Gıda zincirinde zararlı
kimyasalların gıdaya geçişi hiçbir zaman tümüyle engellenemeyecektir. Bu
nedenle bulaşma kaynağının bilinmesi büyük önem taşımaktadır. Ürünlerin
izlenebilmesi gıda güvenliğinin sağlanmasında çok önemli bir araçtır.
İzlenebilirlik sistemleri bulaşı olan ürünün orjini hakkında bilgi sağlayarak
gıda güvenliğine önemli katkıda bulunmaktadır.
Gıda maddelerinin
güvenilirliğini ve insan sağlığını tehdit eden pek çok kimyasal madde (Çizelge
1) gıda üretim zincirinin birçok noktasında ürüne geçebilir. Gıda zincirinin
tarladaki üretiminden, işleme, son satış noktası ve hatta ev ya da restoranda
hazırlanışından tüketime kadar her aşamasında ürüne bulaşabilir ya da üründe
oluşabilirler. Uygun üretim ve işleme yöntemleri kullanılmadıkça, tüketicinin
beklentileri ve seçiciliğine uygun güvenilir gıda üretimi mümkün olamaz. Hatta
uygun işleme teknikleri uygulandığında bile hammaddenin besin öğelerinde ve
biyo-yararlılığında bir azalma ve zararlı bazı kimyasalların oluşumu söz konusu
olabilir.
Gıda güvenliği halk
sağlığını tehdit eden küresel bir konu haline gelmiş ve uluslararası gıda
ticaretini etkilemeye başlamıştır. Gıda tedarikinin küreselleşmesi ve analitik
yöntemlerdeki ilerlemeler, gıdalarda bulunabilecek kimyasal bulaşıları
mevzuattan sorumlu otoriteler, gıda endüstrisi ve tüketiciler için çözülmesi
gereken en önemli konulardan biri haline getirmiştir. Gıdanın menşeinin belirlenmesinde kullanılan ya da gıda
bileşimini ayrıntılı olarak ortaya koyabilen yeni analiz yöntemleri, bu
maddeleri nanogram, fentogram gibi düşük düzeylerde ve hızlı bir şekilde
saptayabilmektedir.
Bu maddelerin sağlık
üzerine en önemli etkilerinden biri "endokrin bozucu" olmalarıdır.

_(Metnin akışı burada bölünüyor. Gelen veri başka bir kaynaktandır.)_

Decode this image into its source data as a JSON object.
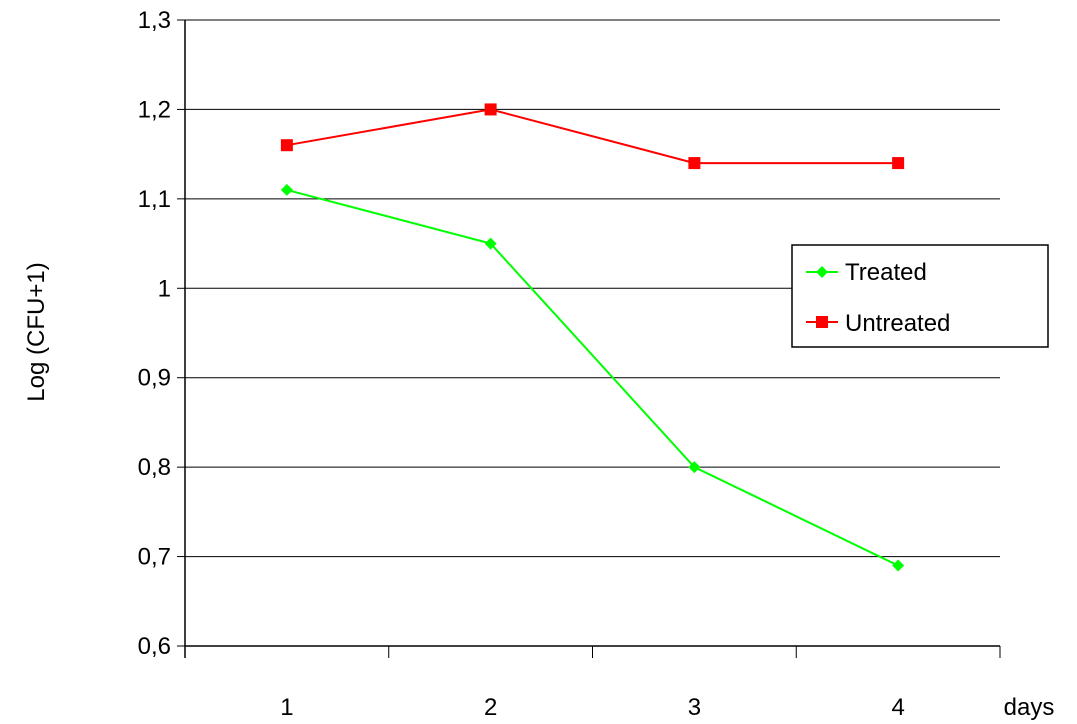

Endokrin bozucular hormonları taklit ederek hormonal sistemi etkilemektedirler.
Bu durum kanser, kalp damar hastalıkları, üreme bozuklukları ve hatta son
yıllarda ortaya konulduğu üzere obeziteye neden olmaktadır.
Günümüze kadar
araştırmalar bu kimyasalların yapısı ve insan sağlığına etkileri üzerine
odaklanmıştı. Ancak bu maddelerin aynı gıda maddesinde bir arada bulunması veya
günlük diyette yer alan farklı gıdalarla alınması olasılığı birbirleriyle
etkileşim içinde olmalarına yol açmaktadır. Bu, toksisite açısından durumu daha
da karmaşık hale getirmektedir. Örneğin, bazı nörotoksik bulaşanların birlikte
yaratacağı toksisite düzeyi, tek tek oluşturacakları toksisitenin toplamından
daha yüksek olabilmektedir. Metil cıva ve Poliklorlu bifeniller (PCB)'lerin
genellikle birlikte bulunması bu duruma örnek olarak verilebilir. Gıdalarda
bulunabilecek kimyasal bulaşıların güvenilir düzey sınırında birlikte
tüketilmeleri halinde riskin ne olacağı bilinmemektedir. Daha da önemlisi bu
riskin önlenmesi için ne yapılması gerektiğidir.
Akrilamid, dioksin, deli
dana (BSE) ya da melamin gibi gıda güvenliği krizlerine benzer, gelecekte
ortaya çıkabilecek krizleri önceden belirlemek imkânsız olsa bile, bazı
tahminlerde bulunmak mümkündür. Henüz keşfedilmemiş ısıl işlem sonucu oluşan
bir toksin ya da yeni bir mikotoksinin yakın gelecekte gıdalarda bulunması
olasılığı her zaman vardır. Ayrıca son yıllarda üretilmeye başlanan ve bazı
gıda ingrediyenlerinin kaplanması için kullanılan ve bu ingrediyenlerin gıdaya
katılması ile gıdanın bileşeni olan nanopartiküllerin insan sağlığını nasıl
etkileyeceği henüz bilinmemektedir. Nanopartiküller gıda ambalajlarında da
kullanılmaya başlamıştır. Toksik etkisi bulunmayan bir materyalin nano düzeyde
kimyasal ve fiziksel özellikleri değişmekte ve molekül daha aktif hale gelmektedir.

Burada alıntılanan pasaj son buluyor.